Karya ini diterbitkan atas izin NovelToon cucu@suliani, isi konten hanyalah pandangan pribadi pembuatnya, tidak mewakili NovelToon sendiri
Perjanjian Bab 24
"Bude sama Bapak tenang aja, saya pasti akan mencari Tini. Dia adalah istri saya, pasti saya akan mencarinya dan melindunginya."
Padahal pria itu diperintahkan oleh istrinya untuk membunuh Tini dan juga keluarganya, tetapi Jarwo tidak tega. Dia sangat merasa kasihan melihat keadaan dari Sardi, pria itu tak berdaya.
"Kamu itu suaminya Tini, Bude percaya. Lalu, rencananya kamu mau menginap di sini atau bagaimana?"
Jarwo sebenarnya sangat ingin tinggal untuk sementara waktu di sana, karena suasananya sangat tenang.
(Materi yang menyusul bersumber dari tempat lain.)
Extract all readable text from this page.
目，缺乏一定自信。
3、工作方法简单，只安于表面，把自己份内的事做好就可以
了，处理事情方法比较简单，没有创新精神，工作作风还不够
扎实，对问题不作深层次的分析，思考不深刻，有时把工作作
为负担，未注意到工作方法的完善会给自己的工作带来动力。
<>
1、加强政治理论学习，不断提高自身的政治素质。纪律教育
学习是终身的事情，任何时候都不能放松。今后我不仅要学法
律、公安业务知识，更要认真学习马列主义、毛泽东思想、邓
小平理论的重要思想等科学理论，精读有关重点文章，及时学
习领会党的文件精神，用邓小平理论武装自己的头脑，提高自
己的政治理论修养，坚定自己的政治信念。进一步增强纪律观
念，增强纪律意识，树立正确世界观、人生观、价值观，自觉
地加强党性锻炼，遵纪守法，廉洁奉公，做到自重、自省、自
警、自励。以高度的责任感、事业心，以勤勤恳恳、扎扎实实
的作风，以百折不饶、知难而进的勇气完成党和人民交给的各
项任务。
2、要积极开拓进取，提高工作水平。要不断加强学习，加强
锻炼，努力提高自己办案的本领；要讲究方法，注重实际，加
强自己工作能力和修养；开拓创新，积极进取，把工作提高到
Banyak pepohonan yang hijau, banyak bunga-bunga yang tumbuh liar tapi indah di pinggir jalan. Jarwo betah.
Namun, dia takut kalau Ratih akan marah. Jarwo sangat tahu bagaimana sikap wanita itu, dia tidak ingin membuat istri pertamanya itu mengamuk.
"Mau jalan-jalan sebentar, mungkin nanti malam saya akan pulang ke kota."
Jarwo menolehkan wajahnya ke arah Sardi, pria itu menatap dirinya dengan air matanya yang mengalir. Jarwo tidak tahu kenapa pria itu menangis, tetapi saat menatap mata pria itu dengan dalam, dia sadar. Sardi seolah sedang menitipkan putrinya kepada dirinya.
"Bapak tidak usah khawatir, saya janji akan menjaga Tini. Saya janji akan mencari Tini, Bapak baik-baik di sini. Saya juga akan mengusahakan agar Bapak cepat pulih," ujar Jarwo.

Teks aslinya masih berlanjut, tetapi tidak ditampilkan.